If you are looking to invest in King River Copper Limited’s (ASX:KRC), or currently own the stock, then you need to understand its beta in order to understand how it can affect the risk of your portfolio. There are two types of risks that affect the market value of a listed company such as KRC. The first risk to consider is company-specific, which can be diversified away when you invest in other companies in the same industry as KRC, because it is rare that an entire industry collapses at once. The second risk is market-wide, which arises from investing in the stock market. This risk reflects changes in economic and political factors that affects all stocks.
Not all stocks are expose to the same level of market risk. The most widely used metric to quantify a stock's market risk is beta, and the market as a whole represents a beta of one. Any stock with a beta of greater than one is considered more volatile than the market, and those with a beta less than one is generally less volatile.
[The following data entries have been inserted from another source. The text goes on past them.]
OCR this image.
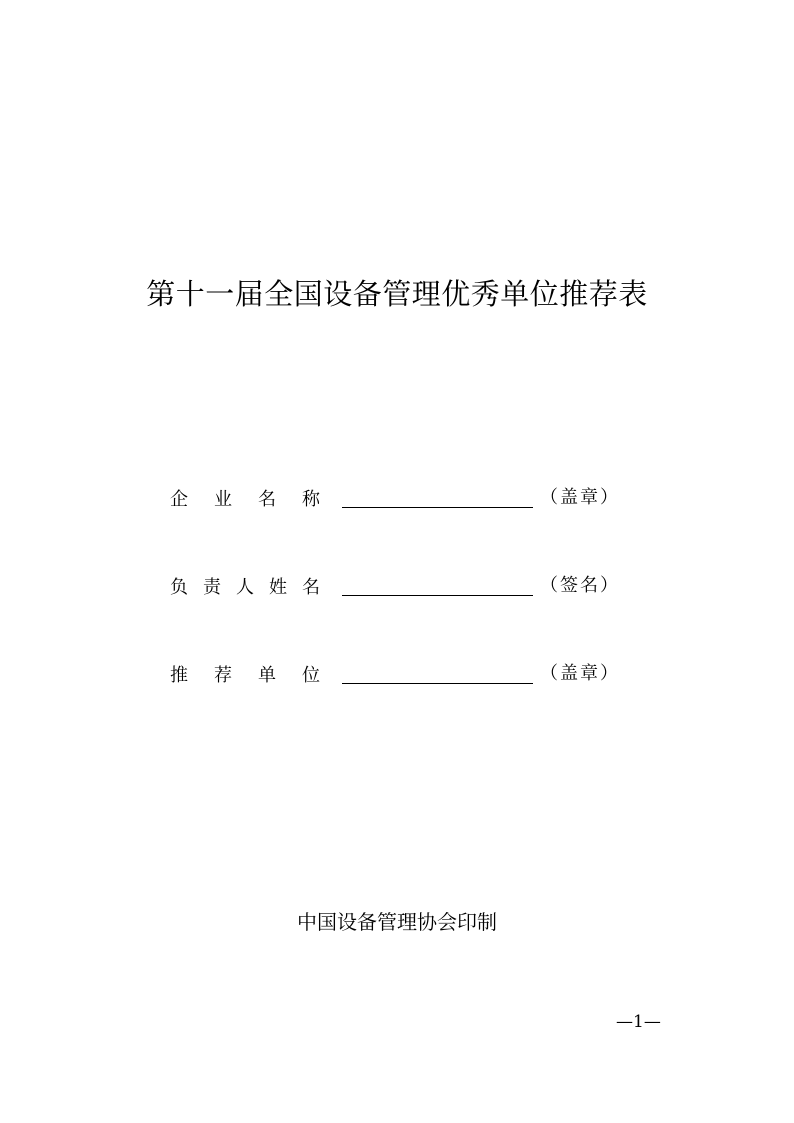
第十一届全国设备管理优秀单位推荐表
企 业 名 称	（盖章）
负 责 人 姓 名	（签名）
推 荐 单 位	（盖章）
中国设备管理协会印制
—1—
View our latest analysis for King River Copper
What does KRC's beta value mean?
With a beta of 3.44, King River Copper is a stock that tends to experience more gains than the market during a growth phase and also a bigger reduction in value compared to the market during a broad downturn. According to this value of beta, KRC will help diversify your portfolio, if it currently comprises of low-beta stocks. This will be beneficial for portfolio returns, in particular, when current market sentiment is positive.
Could KRC's size and industry cause it to be more volatile?
KRC, with its market capitalisation of AUD $6.07M, is a small-cap stock, which generally have higher beta than similar companies of larger size. In addition to size, KRC also operates in the metals and mining industry, which has commonly demonstrated strong reactions to market-wide shocks. As a result, we should expect higher beta for small-cap stocks in a cyclical industry compared to larger stocks in a defensive industry. This is consistent with KRC’s individual beta value we discussed above. Fundamental factors can also drive the cyclicality of the stock, which we will take a look at next.
Is KRC's cost structure indicative of a high beta?
During times of economic downturn, low demand may cause companies to readjust production of their goods and services. It is more difficult for companies to lower their cost, if the majority of these costs are generated by fixed assets. Therefore, this is a type of risk which is associated with higher beta. I examine KRC’s ratio of fixed assets to total assets to see whether the company is highly exposed to the risk of this type of constraint. KRC's fixed assets to total assets ratio of higher than 30% shows that the company uses up a big chunk of its capital on assets that are hard to scale up or down in short notice. As a result, this aspect of KRC indicates a higher beta than a similar size company with a lower portion of fixed assets on their balance sheet. This is consistent with is current beta value which also indicates high volatility.